Letter dealing with private family matters are more serious in tone. White had not yet married at the time the letter book was compiled, and expressed concern that ‘good wives are so scarce that I am afraid I shall live to be an old Batchelour, if the World is so mercifull as not to think me one already.’ He also describes himself as ‘a Batchelour with more than the cares of a married man’ (4 Apr 1710, p. 188). Some of these cares were the consequence of the hardship experienced by his sister whose husband, Bedingfield Heigham, was not only of a violent temper but also careless in his financial affairs. White’s letters reveal that Heigham and his family were evicted from their house at Dalstone and that he subsequently experienced a spell in a debtors’ prison (see 18 Aug 1710, pp. 202-203). White went to considerable lengths to ensure the comfort and safety of his sister and nieces but felt no such compunction towards her unruly husband. ‘Since I wrote you last’, White relates in a letter to his aunt, ‘my Sister & I have had a wonderfull deal of perplexity with the perverse man. He has been as troublesome as he could possibly contrive to be. …our Affairs are now put into Such a posture, that I hope we Shall enjoy more quiet for the future, than We have don of late’ (26 Feb 1711/12, p. 256). All in all, the letter book provides remarkably rich and varied insights into life in the first decade of the eighteenth century.

Thomas White’s correspondents, in alphabetical order, are as follows:

Caleb Avenant, Worcester
Richard Avenant, Worcester (father of Caleb)

Joseph Bandon, ‘at Newcastle near Lymrick’
Jacob Beaufoy, ‘either at Archangle [sic] or Moskow in Russia’
James Boys, Coggesshall, Essex
John Brand
Thomas Bright ‘at Netherhall near Bury in Suffolk’
John Butler

John Carter, Aldermanbury, [London]
Hannah Collins, Shelsley, Worcestershire
John Cooke, ‘Lashleys near Steeple Bumpstead in Essex’
John Copley, Newcastle, Limerick
John Corder, Stoke, near Nayland, Suffolk
[Margaret] Crowther, Thomas White’s maternal aunt

Henry Dalwey [also Dallway], Dublin
Joseph Deavonsheir
John Dickings [?]

William Eaton, Kingsland [London]
George Evans, Limerick
William Glascock, ‘at Hasso Bury near Bishops Stafford in Essex’
James Gould, Marestreet, Hackney

Mr Hargrave
W. Harris, Dalstone, Hackney
Joseph Hull, Stoke, near Nayland, Suffolk
Thomas Hunt, ‘in New Court in Swithins Lane London’

Edward Jackson, Salop

Thomas King, Hackney

Williamson Lloyd, Colchester

Andrew Meade, ‘at Newcastle near Lymrick’
William Molmouth, Lincoln’s Inn

Chester Nance, Trengoff, near Fowey, Cornwall
Robert Nettles, Limerick
John Newton, attorney-at-law in Colchester
Richard Norris, ‘Merchant in Leverpoole’

Charles Odell, Limerick

John Peisson, Stoke, near Nayland, Suffolk
Richard Price, ‘at Ryslipe, near Harrow with in Middlesex’

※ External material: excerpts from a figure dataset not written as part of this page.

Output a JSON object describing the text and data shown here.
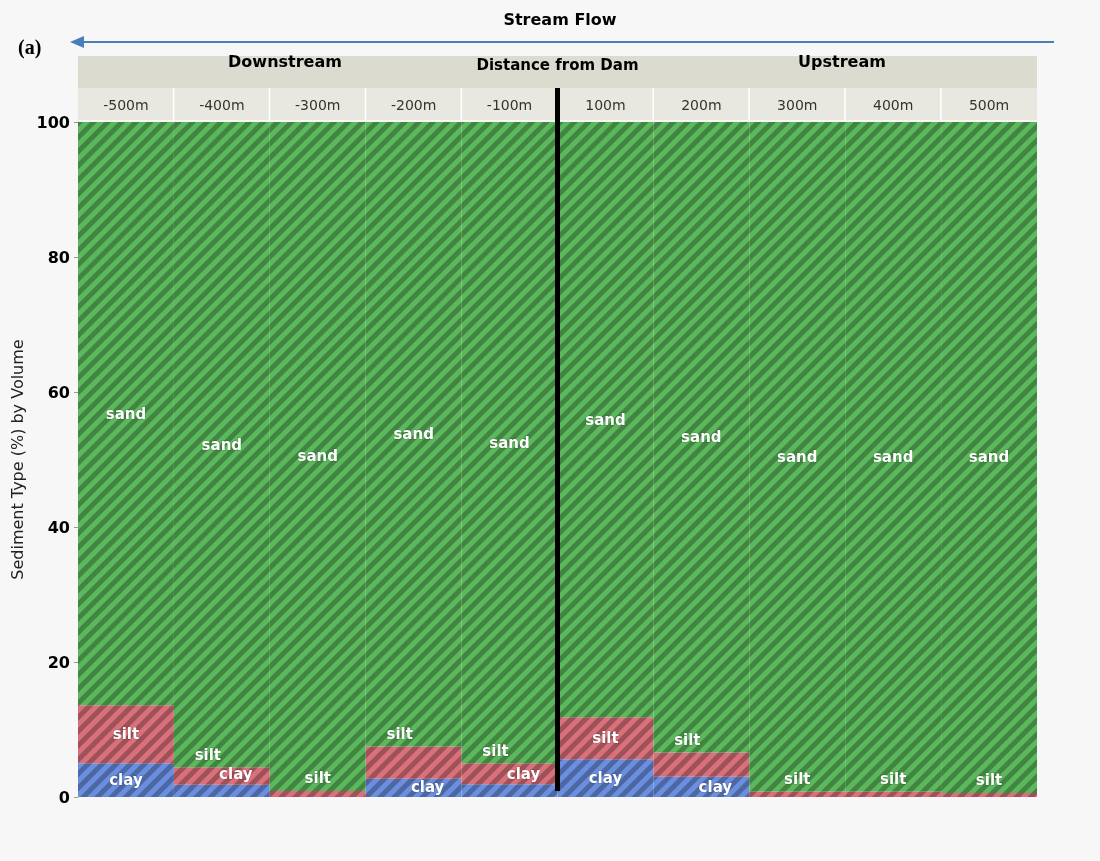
{
  "chart_data": {
    "type": "bar",
    "stacked": true,
    "xlabel": "Distance from Dam",
    "ylabel": "Sediment Type (%) by Volume",
    "categories": [
      "-500m",
      "-400m",
      "-300m",
      "-200m",
      "-100m",
      "100m",
      "200m",
      "300m",
      "400m",
      "500m"
    ],
    "series": [
      {
        "name": "clay",
        "color": "#6a8fe0",
        "values": [
          5.0,
          1.8,
          0,
          2.7,
          1.9,
          5.6,
          3.0,
          0,
          0,
          0
        ]
      },
      {
        "name": "silt",
        "color": "#d9707a",
        "values": [
          8.6,
          2.6,
          0.9,
          4.8,
          3.1,
          6.2,
          3.6,
          0.8,
          0.8,
          0.6
        ]
      },
      {
        "name": "sand",
        "color": "#5cb85c",
        "values": [
          86.4,
          95.6,
          99.1,
          92.5,
          95.0,
          88.2,
          93.4,
          99.2,
          99.2,
          99.4
        ]
      }
    ],
    "ylim": [
      0,
      100
    ],
    "yticks": [
      0,
      20,
      40,
      60,
      80,
      100
    ],
    "grid": false,
    "legend": false,
    "data_labels": false,
    "annotations": [
      "Stream Flow",
      "(a)",
      "Downstream",
      "Upstream"
    ]
  }
}
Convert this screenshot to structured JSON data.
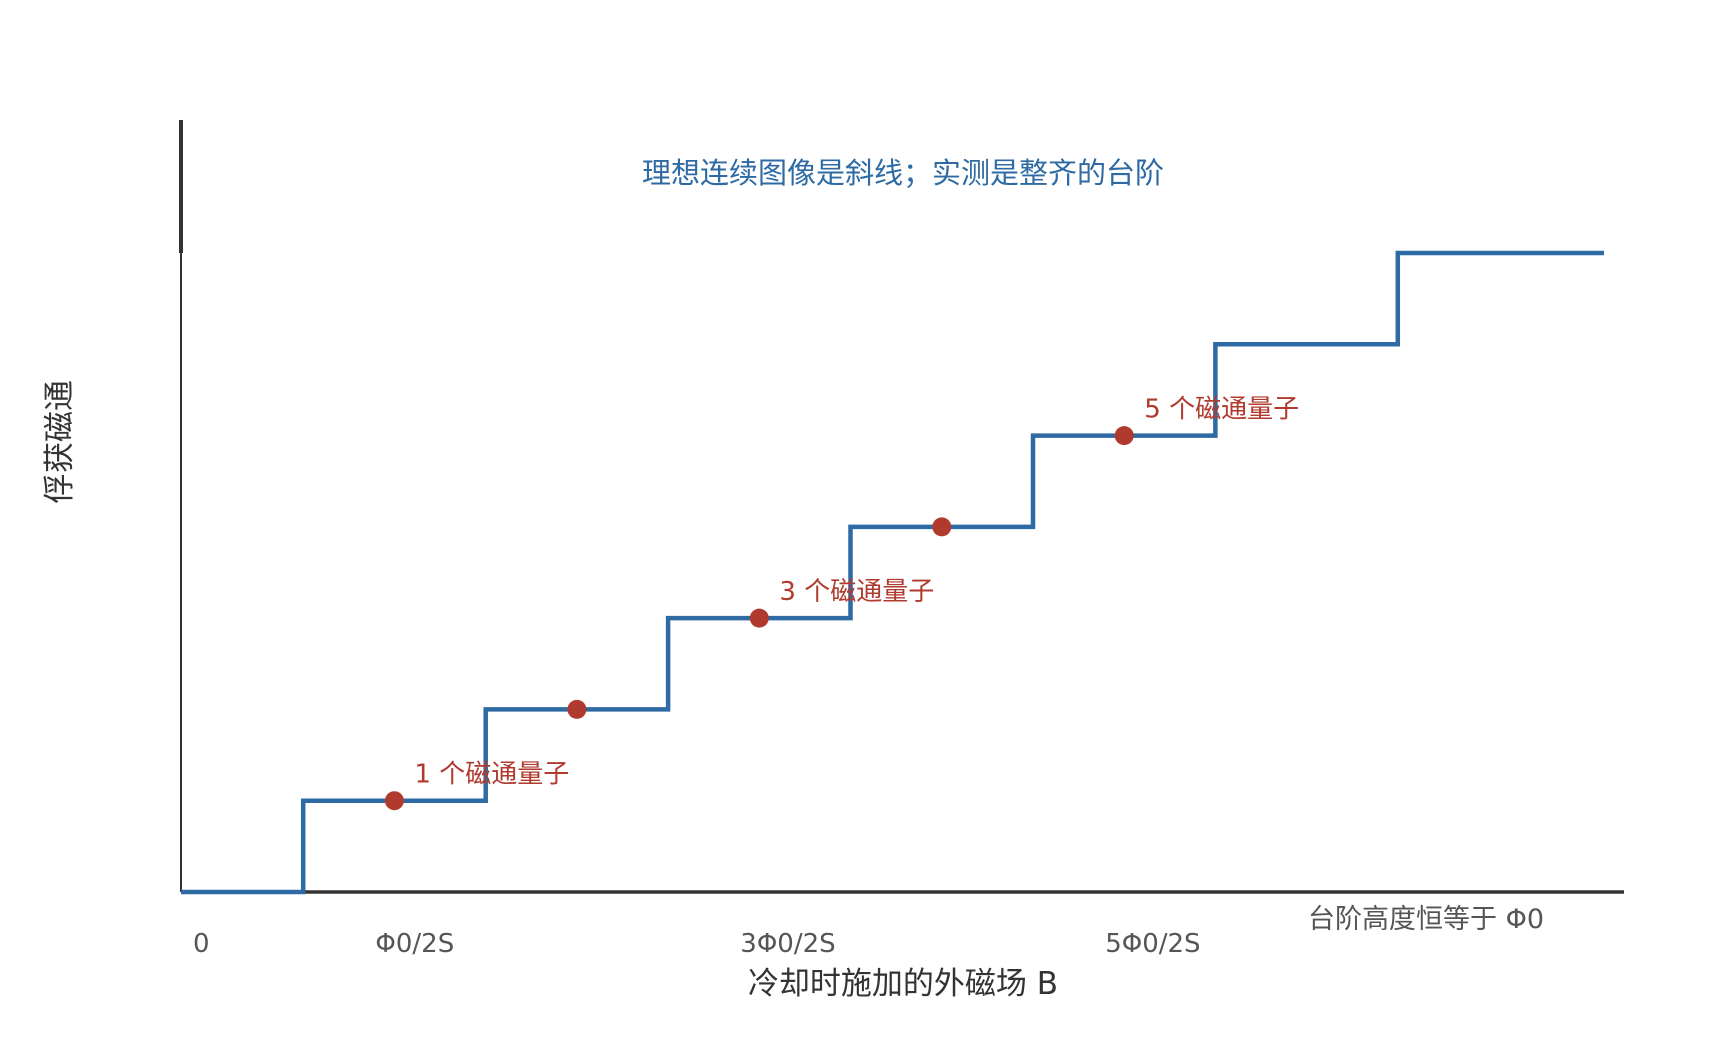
{
  "chart_data": {
    "type": "line",
    "line_shape": "step",
    "title": "理想连续图像是斜线；实测是整齐的台阶",
    "xlabel": "冷却时施加的外磁场 B",
    "ylabel": "俘获磁通",
    "x_ticks": [
      {
        "value": 0,
        "label": "0"
      },
      {
        "value": 1,
        "label": "Φ0/2S"
      },
      {
        "value": 3,
        "label": "3Φ0/2S"
      },
      {
        "value": 5,
        "label": "5Φ0/2S"
      }
    ],
    "xlim": [
      0,
      7.8
    ],
    "ylim": [
      0,
      7
    ],
    "series": [
      {
        "values": [
          {
            "x": 0,
            "y": 0
          },
          {
            "x": 0.67,
            "y": 0
          },
          {
            "x": 0.67,
            "y": 1
          },
          {
            "x": 1.67,
            "y": 1
          },
          {
            "x": 1.67,
            "y": 2
          },
          {
            "x": 2.67,
            "y": 2
          },
          {
            "x": 2.67,
            "y": 3
          },
          {
            "x": 3.67,
            "y": 3
          },
          {
            "x": 3.67,
            "y": 4
          },
          {
            "x": 4.67,
            "y": 4
          },
          {
            "x": 4.67,
            "y": 5
          },
          {
            "x": 5.67,
            "y": 5
          },
          {
            "x": 5.67,
            "y": 6
          },
          {
            "x": 6.67,
            "y": 6
          },
          {
            "x": 6.67,
            "y": 7
          },
          {
            "x": 7.8,
            "y": 7
          }
        ]
      }
    ],
    "points": [
      {
        "x": 1.17,
        "y": 1
      },
      {
        "x": 2.17,
        "y": 2
      },
      {
        "x": 3.17,
        "y": 3
      },
      {
        "x": 4.17,
        "y": 4
      },
      {
        "x": 5.17,
        "y": 5
      }
    ],
    "annotations": [
      {
        "text": "1 个磁通量子",
        "x": 1.28,
        "y": 1.2
      },
      {
        "text": "3 个磁通量子",
        "x": 3.28,
        "y": 3.2
      },
      {
        "text": "5 个磁通量子",
        "x": 5.28,
        "y": 5.2
      }
    ],
    "note": "台阶高度恒等于 Φ0",
    "colors": {
      "line": "#2e6aa3",
      "point": "#b03a2e",
      "annotation": "#b03a2e",
      "title": "#2e6aa3",
      "axis": "#333333"
    }
  }
}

Valentine Quin, [Adare,] Limerick

[Mary] Ram, Stoke, near Nayland, Suffolk
William Ram, Stoke, near Nayland, Suffolk

Mr Savil, ‘merchant in Colchester’
Joseph Sewell
Benjamin Smythe

Sigismund Trafford ‘at Dunton Hall in Tidd St Mary’s’
Edward Trotman
Christopher Tuthill, Limerick
Hannah Tuthill, Limerick

Alexander Walford
Samuel Weaver
Philip Wheake, ‘at Mrs Frosts near the Colledge Gate in Winchester’
Henry Widenham, [Court, Kildimo,] Limerick
William Wright, Nayland, Suffolk

Jer. [Jeremiah?] Yates

The letter book contains White’s own pagination throughout, but there is an error in numbering, with p. 183 appearing twice.